Dickson relayed the message to Cody then returned his attention to the matter at hand. "It's coming, doc. Anything else?"
"Clean the area with soap and water." Again, Dickson relayed the message to Cody who had just delivered the ice. "Do you have any hydrocortisone cream?" the doctor added.
"I don't think so."
"Use a paste of baking soda and water."
Alan, who by this time had advised Dickson that an ambulance was on its way, was ordered to make a paste of baking soda and water. Both he and Cody raced inside the house and were back at the scene within a minute. Dickson then applied the paste to the wound area using one hand while holding the phone with the other. "It sounds to me like Mick has a sting allergy," the doctor said, "perhaps even anaphylaxis. You probably saved your friend's life by your quick action. When the ambulance arrives, let me talk to one of the medics."
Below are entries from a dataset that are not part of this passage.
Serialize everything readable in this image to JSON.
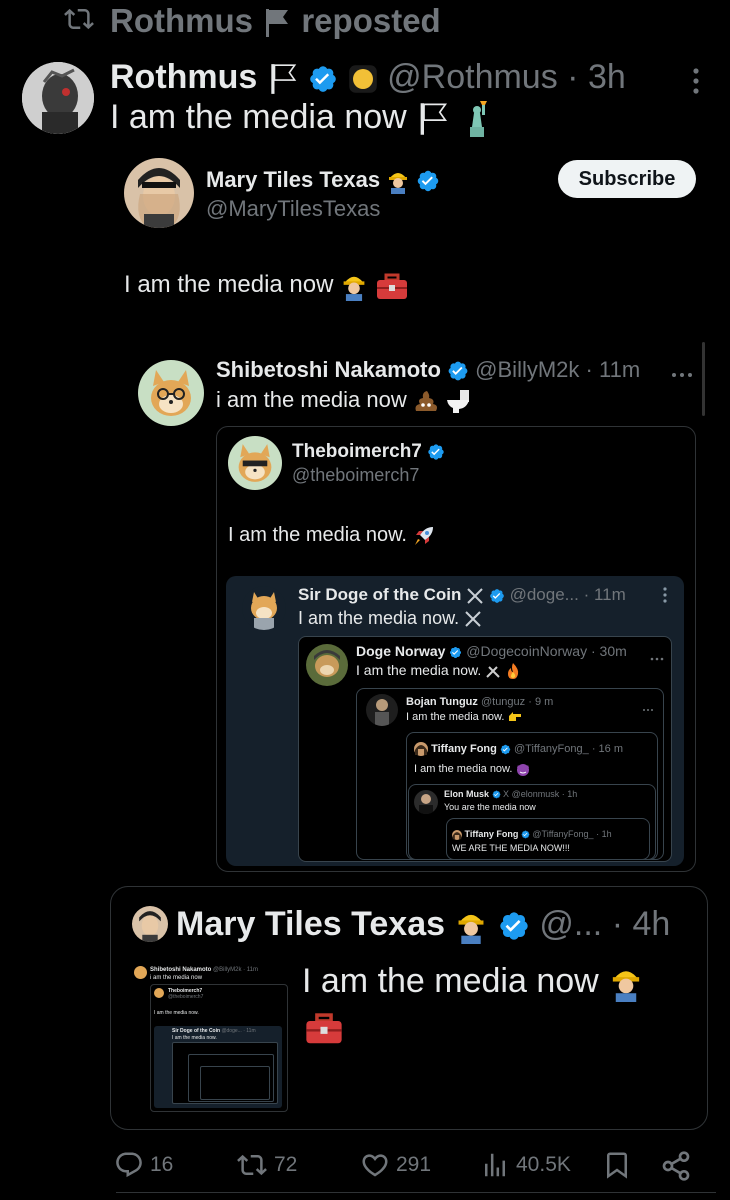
{
  "repost": {
    "user": "Rothmus",
    "label": "reposted"
  },
  "main_post": {
    "name": "Rothmus",
    "handle": "@Rothmus",
    "time": "3h",
    "text": "I am the media now"
  },
  "quote_mary": {
    "name": "Mary Tiles Texas",
    "handle": "@MaryTilesTexas",
    "subscribe": "Subscribe",
    "text": "I am the media now"
  },
  "quote_shib": {
    "name": "Shibetoshi Nakamoto",
    "handle": "@BillyM2k",
    "time": "11m",
    "text": "i am the media now"
  },
  "quote_theboi": {
    "name": "Theboimerch7",
    "handle": "@theboimerch7",
    "text": "I am the media now."
  },
  "quote_sirdoge": {
    "name": "Sir Doge of the Coin",
    "handle": "@doge...",
    "time": "11m",
    "text": "I am the media now."
  },
  "quote_dogenorway": {
    "name": "Doge Norway",
    "handle": "@DogecoinNorway",
    "time": "30m",
    "text": "I am the media now."
  },
  "quote_bojan": {
    "name": "Bojan Tunguz",
    "handle": "@tunguz",
    "time": "9 m",
    "text": "I am the media now."
  },
  "quote_tiffany": {
    "name": "Tiffany Fong",
    "handle": "@TiffanyFong_",
    "time": "16 m",
    "text": "I am the media now."
  },
  "quote_elon": {
    "name": "Elon Musk",
    "x_label": "X",
    "handle": "@elonmusk",
    "time": "1h",
    "text": "You are the media now"
  },
  "quote_tiffany2": {
    "name": "Tiffany Fong",
    "handle": "@TiffanyFong_",
    "time": "1h",
    "text": "WE ARE THE MEDIA NOW!!!"
  },
  "bottom_quote": {
    "name": "Mary Tiles Texas",
    "handle": "@...",
    "time": "4h",
    "text": "I am the media now"
  },
  "mini": {
    "shib_line": "Shibetoshi Nakamoto",
    "shib_handle": "@BillyM2k · 11m",
    "shib_text": "i am the media now",
    "theboi": "Theboimerch7",
    "theboi_handle": "@theboimerch7",
    "theboi_text": "I am the media now.",
    "sirdoge": "Sir Doge of the Coin",
    "sirdoge_handle": "@doge... · 11m",
    "sirdoge_text": "I am the media now."
  },
  "actions": {
    "replies": "16",
    "reposts": "72",
    "likes": "291",
    "views": "40.5K"
  },
  "colors": {
    "background": "#000000",
    "verified": "#1d9bf0",
    "muted": "#71767b",
    "card_blue": "#15202b"
  }
}
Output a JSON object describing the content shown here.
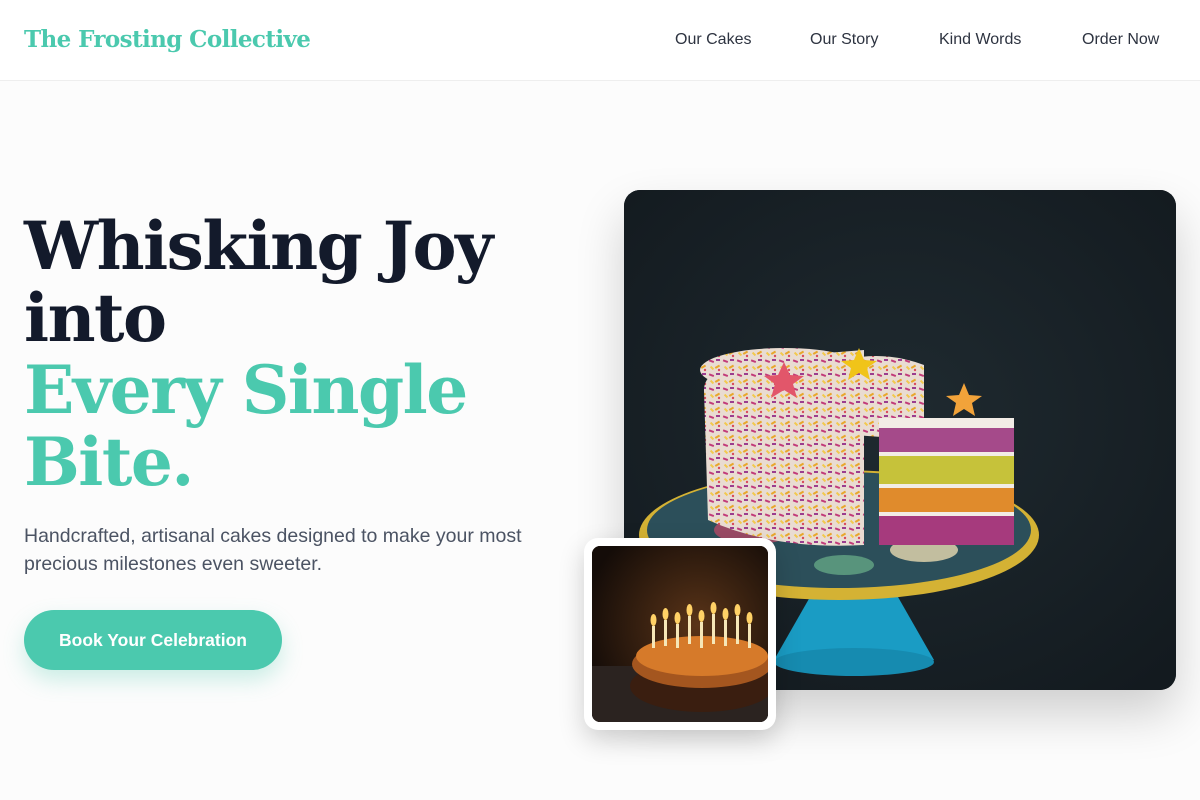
{
  "brand": {
    "name": "The Frosting Collective"
  },
  "nav": {
    "items": [
      {
        "label": "Our Cakes"
      },
      {
        "label": "Our Story"
      },
      {
        "label": "Kind Words"
      },
      {
        "label": "Order Now"
      }
    ]
  },
  "hero": {
    "title_lines": [
      "Whisking Joy",
      "into"
    ],
    "title_accent_lines": [
      "Every Single",
      "Bite."
    ],
    "subtitle": "Handcrafted, artisanal cakes designed to make your most precious milestones even sweeter.",
    "cta_label": "Book Your Celebration"
  },
  "images": {
    "main": "rainbow-layer-cake-photo",
    "thumb": "birthday-candle-cake-photo"
  },
  "colors": {
    "accent": "#4bc9ae",
    "heading": "#131a2b",
    "body_text": "#4b5363",
    "photo_background": "#161c21"
  }
}
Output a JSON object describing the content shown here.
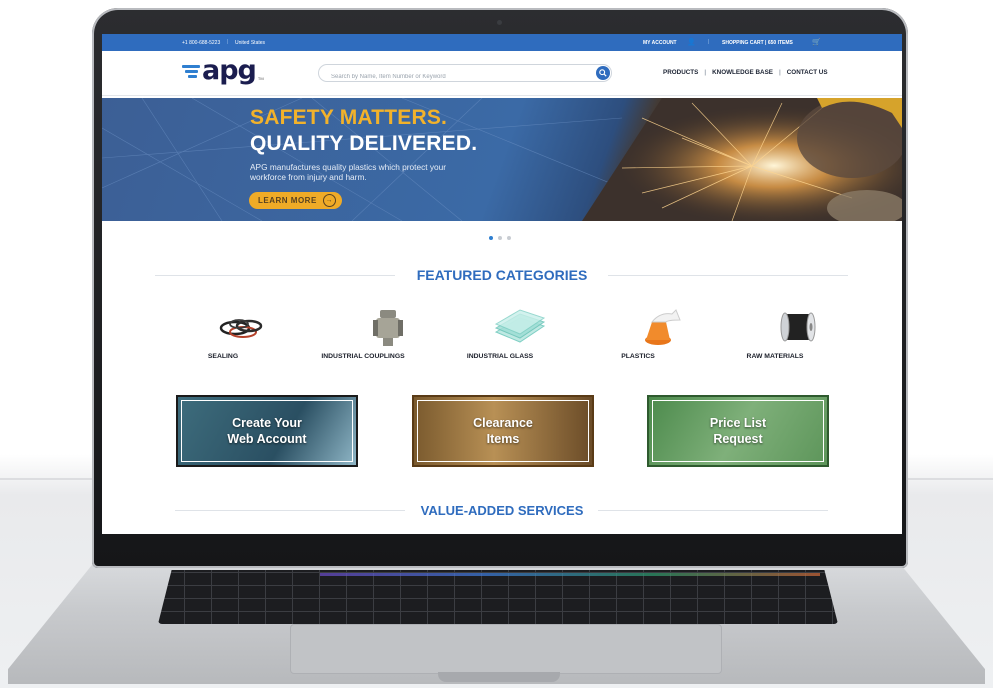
{
  "topbar": {
    "phone": "+1 800-688-5223",
    "country": "United States",
    "my_account": "MY ACCOUNT",
    "cart": "SHOPPING CART | 650 ITEMS"
  },
  "header": {
    "logo_text": "apg",
    "logo_tm": "TM",
    "search_placeholder": "Search by Name, Item Number or Keyword",
    "nav": [
      "PRODUCTS",
      "KNOWLEDGE BASE",
      "CONTACT US"
    ]
  },
  "hero": {
    "headline_1": "SAFETY MATTERS.",
    "headline_2": "QUALITY DELIVERED.",
    "body": "APG manufactures quality plastics which protect your workforce from injury and harm.",
    "cta": "LEARN MORE",
    "slides_total": 3,
    "active_slide": 1
  },
  "featured": {
    "title": "FEATURED CATEGORIES",
    "categories": [
      "SEALING",
      "INDUSTRIAL COUPLINGS",
      "INDUSTRIAL GLASS",
      "PLASTICS",
      "RAW MATERIALS"
    ]
  },
  "promos": [
    {
      "label_1": "Create Your",
      "label_2": "Web Account"
    },
    {
      "label_1": "Clearance",
      "label_2": "Items"
    },
    {
      "label_1": "Price List",
      "label_2": "Request"
    }
  ],
  "services": {
    "title": "VALUE-ADDED SERVICES"
  },
  "colors": {
    "brand_blue": "#2f6cbe",
    "accent_yellow": "#efab27",
    "navy": "#1b1d4f"
  }
}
Moments later, the ambulance pulled into the drive and one of the officers took Dickson's phone. Mick, by this time, had begun to stir and slowly regain consciousness. "It's okay, mate," Dickson said as he knelt beside his friend, "you'll be fine. No worries, mate. I'll visit the hospital soon to check. Now you behave yourself and try not to molest the nurses."
"Guys or girls?" Mick smiled before being placed on a stretcher and lifted into the ambulance.
Once the VW Transporter had left the house, Dickson thanked Cody and Alan for their help. "You guys certainly know how to respond to an emergency. I owe you blokes, and so does Mick. Thanks a stack."
"No worries, mate," Cody smiled. "Feels kinda good to do stuff like that. Glad we could help."
"Listen guys, lunch is off, okay. Take a raincheck. I'm off to the hospital--maybe you guys can visit later. Meanwhile, make yourself at home here--this house is your house."